Alcune scene, particolarmente concitate – quali, ad esempio, l’inseguimento di Aladdin attraverso il mercato di Agrabah – sono riprodotte con assoluta maestria, e questo è da ricondursi sia alla alla quasi nevrotica di Ritchie (nell’accezione positiva del termine) e all’atleticità dell’attore canadese di origini egiziane Mena Massoud, che può giovarsi della flessuosità di un ballerino e l’agilità di un campione di parkour (per chi non lo sapesse, il parkour è una disciplina metropolitana nata in Francia agli inizi degli anni ’90, e consiste nell’eseguire un percorso, superando qualsiasi genere di ostacolo con la maggior efficienza, velocità e semplicità di movimento possibile, adattando il proprio corpo all’ambiente circostante, naturale o urbano, attraverso corsa, salti, equilibrio, scalate, arrampicate, ecc).
Inoltre, un altro giusto ingrediente è Will Smith nel ruolo del genio. L’attore non fa rimpiangere il suo predecessore (Robin Williams), contribuendo direttamente sulla sceneggiatura, suggerendo il modo di parlare e la tempistica comica da attribuire al suo personaggio, oltre che ispirare, anche ai fini dello sviluppo della connessa computer-graphic, gran parte della gamma di movimenti (pirotecnici) di pertinenza dell’incredibile gigante blu. Ci riesce grazie alla sua quasi immutata fisicità da rapper da “Principe di Bel Air” e alla sua innata simpatia. In soldoni, vederlo ridere porta automaticamente a sorridere.
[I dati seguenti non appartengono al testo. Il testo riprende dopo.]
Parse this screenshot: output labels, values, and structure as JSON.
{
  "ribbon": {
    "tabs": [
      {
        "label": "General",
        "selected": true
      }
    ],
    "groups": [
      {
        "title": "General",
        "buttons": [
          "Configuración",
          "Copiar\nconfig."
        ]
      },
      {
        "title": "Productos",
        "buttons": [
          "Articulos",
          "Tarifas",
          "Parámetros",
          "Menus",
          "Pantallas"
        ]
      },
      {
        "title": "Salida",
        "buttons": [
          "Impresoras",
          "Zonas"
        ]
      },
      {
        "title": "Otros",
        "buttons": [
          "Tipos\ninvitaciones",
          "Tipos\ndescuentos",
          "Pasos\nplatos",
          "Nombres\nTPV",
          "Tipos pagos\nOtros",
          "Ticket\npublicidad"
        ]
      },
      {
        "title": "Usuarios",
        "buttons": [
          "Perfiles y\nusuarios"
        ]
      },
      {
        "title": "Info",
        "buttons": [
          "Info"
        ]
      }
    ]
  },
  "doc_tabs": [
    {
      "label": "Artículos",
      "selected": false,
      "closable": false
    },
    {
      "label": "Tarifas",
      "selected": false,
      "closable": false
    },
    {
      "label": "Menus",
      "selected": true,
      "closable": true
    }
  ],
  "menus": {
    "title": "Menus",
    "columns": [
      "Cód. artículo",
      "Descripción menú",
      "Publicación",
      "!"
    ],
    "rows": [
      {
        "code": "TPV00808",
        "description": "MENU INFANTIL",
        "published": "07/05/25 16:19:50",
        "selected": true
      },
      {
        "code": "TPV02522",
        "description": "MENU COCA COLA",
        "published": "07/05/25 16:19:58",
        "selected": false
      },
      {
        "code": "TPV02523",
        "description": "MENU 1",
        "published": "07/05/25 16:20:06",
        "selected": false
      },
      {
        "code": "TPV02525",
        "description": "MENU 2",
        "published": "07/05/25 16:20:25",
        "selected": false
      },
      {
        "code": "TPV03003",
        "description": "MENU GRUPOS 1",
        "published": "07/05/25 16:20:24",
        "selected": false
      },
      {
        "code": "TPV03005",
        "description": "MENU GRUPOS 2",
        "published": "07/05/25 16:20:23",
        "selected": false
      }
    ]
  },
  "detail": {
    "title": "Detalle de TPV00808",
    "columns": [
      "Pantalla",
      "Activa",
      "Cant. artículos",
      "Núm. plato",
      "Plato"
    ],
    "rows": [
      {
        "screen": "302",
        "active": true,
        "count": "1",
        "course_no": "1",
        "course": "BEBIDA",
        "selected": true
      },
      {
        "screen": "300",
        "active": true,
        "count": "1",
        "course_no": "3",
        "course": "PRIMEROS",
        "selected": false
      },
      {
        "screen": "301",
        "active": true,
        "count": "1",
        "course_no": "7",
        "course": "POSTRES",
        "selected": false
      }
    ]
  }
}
L’Aladdin di Ritchie segue pedissequamente lo sviluppo della trama del cartone animato originale, citandone numerosi sequenze e lasciando intonsi vari elementi iconici; ad esempio, l’ingresso trionfale in Agrabah del principe Alì. O, ancora, la riproposizione visuale di quell’Africa del Nord che pare tratta dal più bello dei nostri sogni, così come liberamente ispirato alla geografia immaginifica di Disneyland.
Forse, ma siamo ai dettagli, un filo discutibile la “voltura” di danze arabe in numeri da “Bollywood”. Un po’ forzata anche la linea narrativa impressa al personaggio di Jasmine (una interprete di origini anglo-indiane che forse poteva essere sostituita da una donna con radici arabe più innervate), come l’aggiunta di una canzone di rivendicazione dei diritti femminili, non contemplata nel cartone originale e, tutto sommato anche fuori contesto, in ragione dello scenario in cui si sviluppa la storia e dell’epoca che la stessa va a richiamare.
Spassoso invece il personaggio della dama di compagnia Dalia (l’iraniana Nasim Pedrad), per cui il cuore del genio inizia a battere all’impazzata, con un bypass romantico-narrativa che ne attenua l’incontenibilità.
Nel complesso, questa versione di Aladdin è spettacolare è del tutto degna del suo correlato cartone animato, amplificando ogni dettaglio legato alla favola grazie alla computer grafica.
Ritmi e coreografie sono appassionanti e si miscelano con sapienza lungo un percorso narrativo articolato intorno a una storia di liberazione da ansie e timori legati alle crisi d’identità tipiche anche del nostro tempo.
Si rinviene anche qualche frecciata para-politica: “Ruba una mela e sei un ladro, ruba un regno e sei uno statista“.
Così come non sono casuali i riferimenti alla Primavera Araba e al diritto delle donne di rivendicare la parità, in un universo, quello arabo, che talvolta ne reprime il giusto desiderio.
Seduti in poltrona, nel ricordare il cartone animato, ci potete scommettere, verranno a galla molti dei vostri ricordi.
E, fra questi, potrete anche ben rammentare se vi siate – o meno!- mai imbattuti nella lampada più brillante che avreste potuto incontrare durante la vostra vita.